Laurin talks about his motivations for getting into journalism:
We lived in the shadow of … the dictatorships in Spain, Greece, and Portugal and in the Eastern bloc countries.
I think that growing up during that part of our history with Swedish ideals of peace and solidarity where even our PM openly protested the US policy in Vietnam has formed my values.
I know from experience, my own and others, that power corrupts, but I also know that you can protest that, and that resistance in the end can have effect. Journalism has always felt like one of the tools that can make that happen.
On the key elements required of his stories:
We usually start by a helicopter view of the problem at hand. What is the problem? Why do we care?
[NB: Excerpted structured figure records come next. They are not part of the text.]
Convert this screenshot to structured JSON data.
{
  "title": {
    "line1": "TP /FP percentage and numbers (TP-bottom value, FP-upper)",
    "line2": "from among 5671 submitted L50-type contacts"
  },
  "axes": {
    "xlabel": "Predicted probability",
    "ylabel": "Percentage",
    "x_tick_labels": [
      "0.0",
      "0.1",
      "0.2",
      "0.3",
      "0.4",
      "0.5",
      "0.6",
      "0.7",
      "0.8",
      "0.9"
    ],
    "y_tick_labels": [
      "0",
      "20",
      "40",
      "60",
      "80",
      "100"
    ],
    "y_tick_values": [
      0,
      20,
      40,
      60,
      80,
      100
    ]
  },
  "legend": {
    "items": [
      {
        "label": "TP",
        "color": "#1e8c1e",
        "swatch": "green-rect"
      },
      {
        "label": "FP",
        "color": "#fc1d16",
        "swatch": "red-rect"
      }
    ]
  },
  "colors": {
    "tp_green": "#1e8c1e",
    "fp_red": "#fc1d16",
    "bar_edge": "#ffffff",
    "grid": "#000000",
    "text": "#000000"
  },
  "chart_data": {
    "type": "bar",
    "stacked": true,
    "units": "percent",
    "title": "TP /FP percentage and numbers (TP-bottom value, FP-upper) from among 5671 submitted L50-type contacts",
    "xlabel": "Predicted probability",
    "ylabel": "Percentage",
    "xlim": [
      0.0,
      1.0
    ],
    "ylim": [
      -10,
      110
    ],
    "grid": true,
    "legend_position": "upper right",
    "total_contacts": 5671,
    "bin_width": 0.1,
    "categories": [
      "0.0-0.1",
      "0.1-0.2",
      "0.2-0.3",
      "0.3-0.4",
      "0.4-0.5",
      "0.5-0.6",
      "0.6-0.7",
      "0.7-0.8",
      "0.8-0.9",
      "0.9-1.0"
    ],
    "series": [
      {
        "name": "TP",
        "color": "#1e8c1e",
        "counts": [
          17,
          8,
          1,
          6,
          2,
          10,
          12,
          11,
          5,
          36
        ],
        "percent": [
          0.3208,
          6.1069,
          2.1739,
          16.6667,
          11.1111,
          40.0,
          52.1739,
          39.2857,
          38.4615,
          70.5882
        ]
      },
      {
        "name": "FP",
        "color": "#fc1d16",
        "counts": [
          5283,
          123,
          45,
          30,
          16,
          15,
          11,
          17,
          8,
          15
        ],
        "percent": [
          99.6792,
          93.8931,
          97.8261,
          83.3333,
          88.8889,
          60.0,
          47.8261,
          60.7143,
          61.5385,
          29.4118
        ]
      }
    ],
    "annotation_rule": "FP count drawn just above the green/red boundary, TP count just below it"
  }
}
Then it’s the smoking gun. Where should we be looking and what are the possibilities of actually unearthing it?
Finally: people affected by the issue you are reporting on, and their stories to make the report come alive.
We almost never do projects that do not have a minimum level –- meaning that we at the start of the project already know that the story is good enough with what we know already so that it can be run. And then we have the maximum level which we never know if we are going to reach, but most certainly is what we are aiming for.
On the most important lessons he has learned over the years:
Trust your gut feeling. If you think something is odd, or shouldn’t be the way it is, it probably shouldn’t.
Love all. Connect with everyone, even the devil. Trust a few, choose your partners carefully.
And finally: paddle your own canoe. In the end you always have to do the job yourself, whether it’s mining the database all night or do the final confrontation interview with the CEO. You can’t leave that to someone else. And never give up.
On the biggest threat to investigative reporting:
The crumbling finance model of classic journalism. There is no substitute in sight for the capitalists that used to make the profits from the printing presses and shared the loot to some small extent with the journalists in exchange for filling the space between the ads.
In the meantime journalists must get money someplace else and keep doing the job. There is nothing wrong with the product: good reporting will always have a value to the reader. It’s going to be a rough ride, but we will prevail. If money was your object when you went into journalism you are in the wrong industry in the first place.
And his tips for young, emerging, investigative reporters:
Go for it. News is what someone wants to hide, the rest is advertising. If you remember that you will always have someone that wants to read your story.